Three-dimensional grayscale control of magnetism and superconductivity via phase nanoengineering

Searching for new methodologies for tailoring the physical properties of materials at the nanoscale is of crucial importance both for the discovery of new phenomena, and for harnessing their potential in applications. Here, we discuss the direct control of the physical properties of condensed matter systems using highly localized heating from a nanoscopic probe and focused light [1-5], for producing controlled phase changes, which in turn lead to finely tunable magnetic, electronic and optical properties. In this framework, we discuss applications in the fields of nanomagnetism, magnonics and nanoelectronics with quantum materials.

1) Spin textures in metallic magnetic films, such as magnetic domain walls and skyrmions, are extremely promising to build unconventional computing systems. We create reversible, grayscale magnetic energy landscapes, demonstrating novel magnetization states such as “Moiré spin textures”, and storing stable and “invisible” magnetic information within the material.

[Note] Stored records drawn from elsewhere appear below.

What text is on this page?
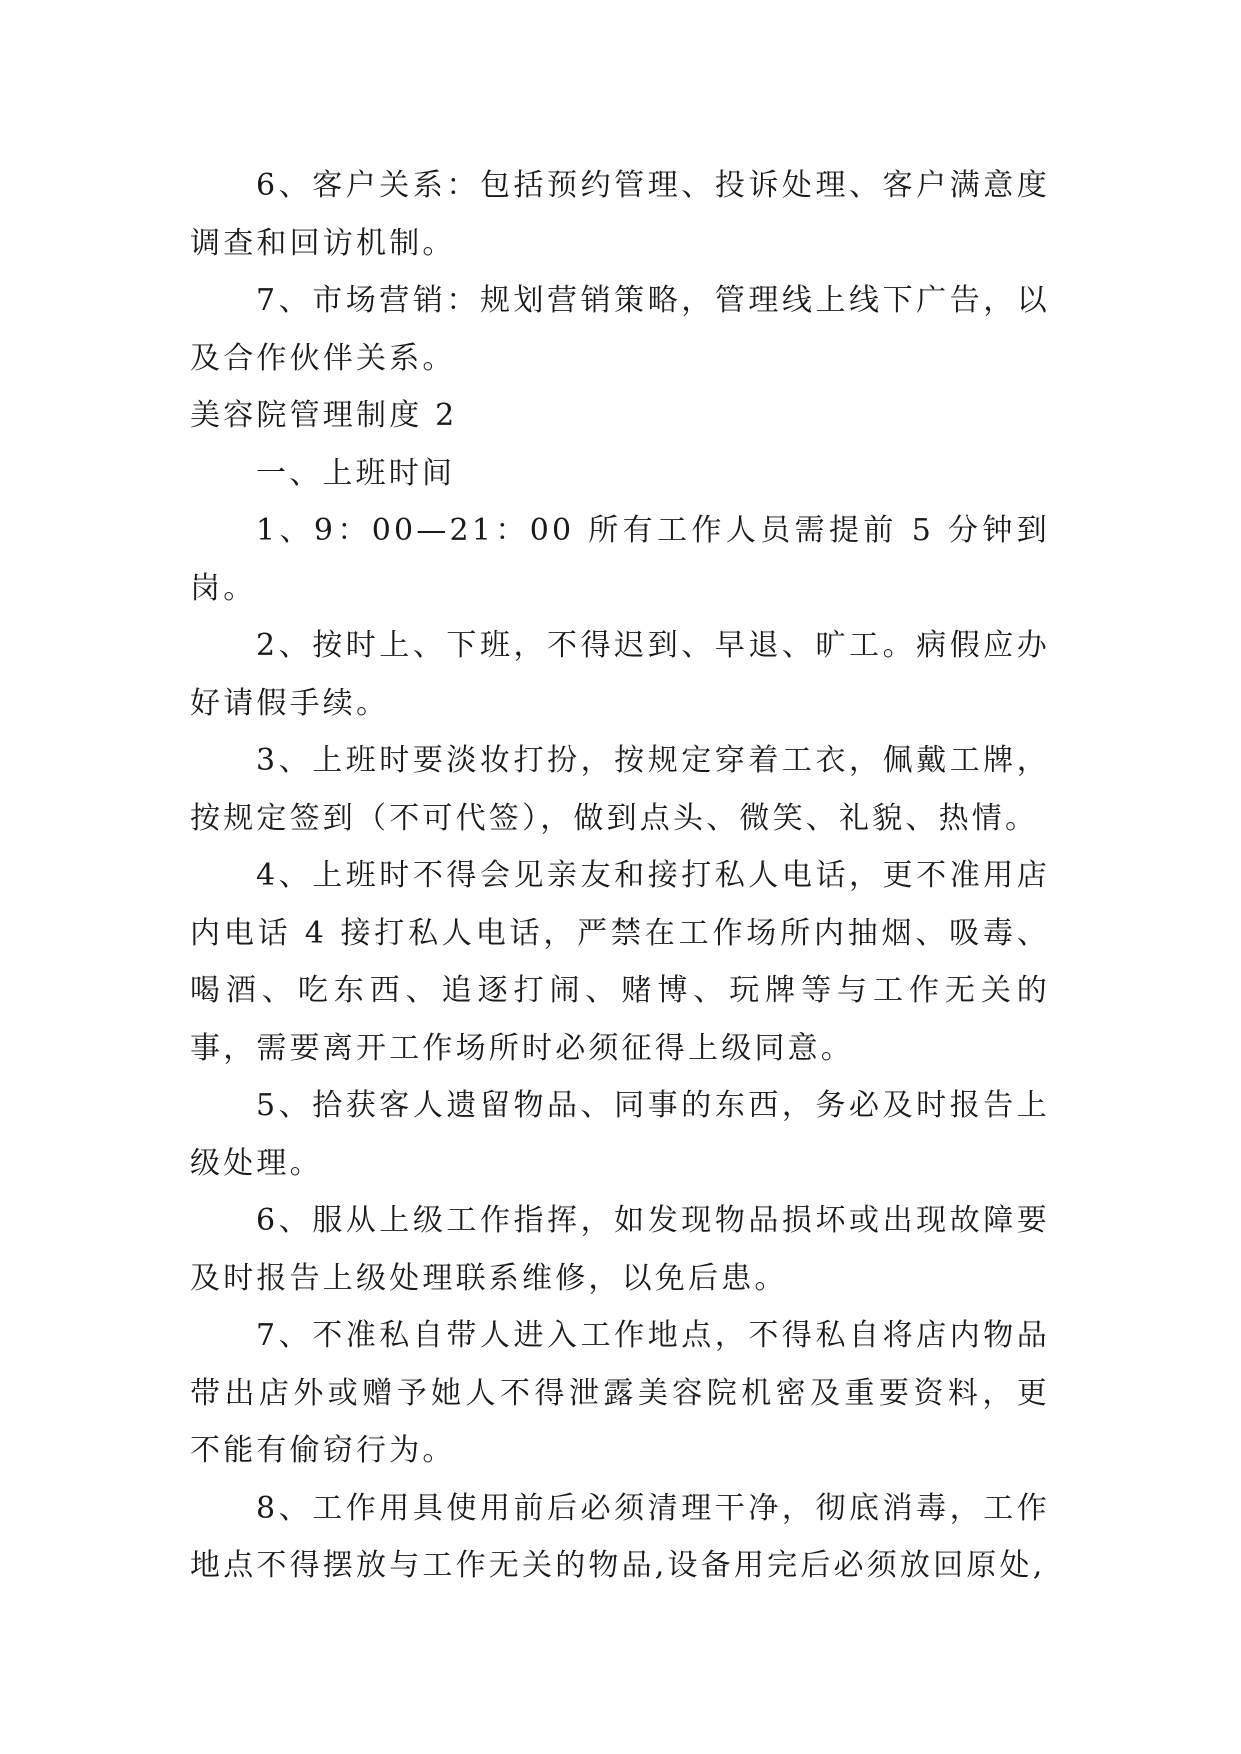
6、客户关系：包括预约管理、投诉处理、客户满意度调查和回访机制。

7、市场营销：规划营销策略，管理线上线下广告，以及合作伙伴关系。

美容院管理制度 2

一、上班时间

1、9：00—21：00 所有工作人员需提前 5 分钟到岗。

2、按时上、下班，不得迟到、早退、旷工。病假应办好请假手续。

3、上班时要淡妆打扮，按规定穿着工衣，佩戴工牌，按规定签到（不可代签），做到点头、微笑、礼貌、热情。

4、上班时不得会见亲友和接打私人电话，更不准用店内电话 4 接打私人电话，严禁在工作场所内抽烟、吸毒、喝酒、吃东西、追逐打闹、赌博、玩牌等与工作无关的事，需要离开工作场所时必须征得上级同意。

5、拾获客人遗留物品、同事的东西，务必及时报告上级处理。

6、服从上级工作指挥，如发现物品损坏或出现故障要及时报告上级处理联系维修，以免后患。

7、不准私自带人进入工作地点，不得私自将店内物品带出店外或赠予她人不得泄露美容院机密及重要资料，更不能有偷窃行为。

8、工作用具使用前后必须清理干净，彻底消毒，工作地点不得摆放与工作无关的物品,设备用完后必须放回原处,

2) Ferrimagnetic insulating garnets such as Yttrium Iron Garnet (YIG) are key across spintronics and photonics, due to their exceptional magnetic and magneto-optical properties. We show that by irradiating single-crystal YIG films with a focused UV laser, we drive a giant enhancement of the magnetic anisotropy, with three-dimensional capability. We demonstrate a fine tuning of the spin-wave band structure, realizing proof-of-principle 3D magnonic devices.
3) Lastly, we demonstrate the local tuning of the superconducting properties of the High-Temperature Superconductor YBCO. Cryogenic transport measurements show locally tunable critical temperature and current density, paving the way to direct-write superconducting circuitry.